Concepedia

TLDR

Millimeter‑wave bands are being adopted for 5G to meet rising data demands, yet their high propagation loss and blockage sensitivity require advanced techniques such as optimal precoding, spatial reuse, and hybrid mmWave‑overlaid microwave deployments. This study evaluates the security performance of hybrid mmWave‑overlaid microwave cellular networks. We formulate a mathematical framework that derives connection outage, secrecy outage, and average secrecy rate expressions—including fading and blockage effects—and propose a received‑signal‑strength based association scheme between mmWave and microwave tiers, with exact secrecy rate obtained via moment‑generating and Laplace transforms. The derived formulas are corroborated by simulations, demonstrating how antenna gain, eavesdropper density, base‑station density, and blockage density influence secrecy performance.

Abstract

To cope up with the explosive growth of mobile data demand, the fifth-generation mobile network intents to exploit the available spectrum in millimeter-wave (mmWave) band to boost the communication capacity.
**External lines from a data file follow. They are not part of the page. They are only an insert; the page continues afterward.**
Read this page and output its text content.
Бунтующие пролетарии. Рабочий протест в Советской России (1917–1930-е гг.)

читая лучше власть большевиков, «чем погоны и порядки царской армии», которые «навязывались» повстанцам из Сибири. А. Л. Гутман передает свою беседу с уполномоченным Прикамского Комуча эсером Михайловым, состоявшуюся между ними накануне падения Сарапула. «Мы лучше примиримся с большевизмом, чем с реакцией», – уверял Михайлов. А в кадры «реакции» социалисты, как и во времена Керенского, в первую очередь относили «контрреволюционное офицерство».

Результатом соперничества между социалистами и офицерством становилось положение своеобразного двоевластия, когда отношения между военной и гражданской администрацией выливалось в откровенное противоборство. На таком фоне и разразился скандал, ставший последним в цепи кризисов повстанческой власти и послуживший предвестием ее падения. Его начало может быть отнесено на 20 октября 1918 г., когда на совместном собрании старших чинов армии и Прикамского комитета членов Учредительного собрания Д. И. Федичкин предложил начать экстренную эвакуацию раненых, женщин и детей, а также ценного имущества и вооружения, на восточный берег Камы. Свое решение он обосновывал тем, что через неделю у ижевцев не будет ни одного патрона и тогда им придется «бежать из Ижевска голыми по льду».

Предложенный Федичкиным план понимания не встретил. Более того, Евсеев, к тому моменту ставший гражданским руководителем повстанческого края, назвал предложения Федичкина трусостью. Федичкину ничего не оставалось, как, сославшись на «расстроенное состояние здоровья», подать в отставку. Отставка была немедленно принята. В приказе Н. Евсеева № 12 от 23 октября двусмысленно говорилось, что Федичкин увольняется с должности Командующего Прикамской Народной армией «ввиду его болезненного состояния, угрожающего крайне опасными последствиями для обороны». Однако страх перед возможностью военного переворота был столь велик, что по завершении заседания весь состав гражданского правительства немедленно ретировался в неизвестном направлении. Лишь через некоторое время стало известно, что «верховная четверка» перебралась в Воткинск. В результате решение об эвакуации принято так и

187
However, for a potential mmWave communication to happen, challenges, as propagation losses and blockages, have to be dealt with. Abundant literature illustrating techniques to circumvent these challenges and increase the cellular capacity can be found. Among the approaches used to overcome the challenges in mmWave networks, optimal transmit precoding design, spatial reuse of mmWave base stations (BSs), and mmWave-overlaid microwave (μWave) cellular networks are employed. This paper focuses on the performance analysis of mmWave-overlaid microwave cellular networks, from security perspective. We particularly developed a mathematical framework to analyze the connection outage probability, the secrecy outage probability, and the achievable average secrecy rate of the hybrid mmWave network, while taking fading and the impact of blockages into consideration. Moreover, based on the received signal strength, we formulated a scheme for a generic mobile user to be associated with either the mmWave or μWave network. The exact average secrecy rate of mmWave networks is also formulated using moment generating and Laplace functions as a tool. The derived analytic expressions are validated via simulation results; for different antenna gain, eavesdropper density, BS, and blockage density.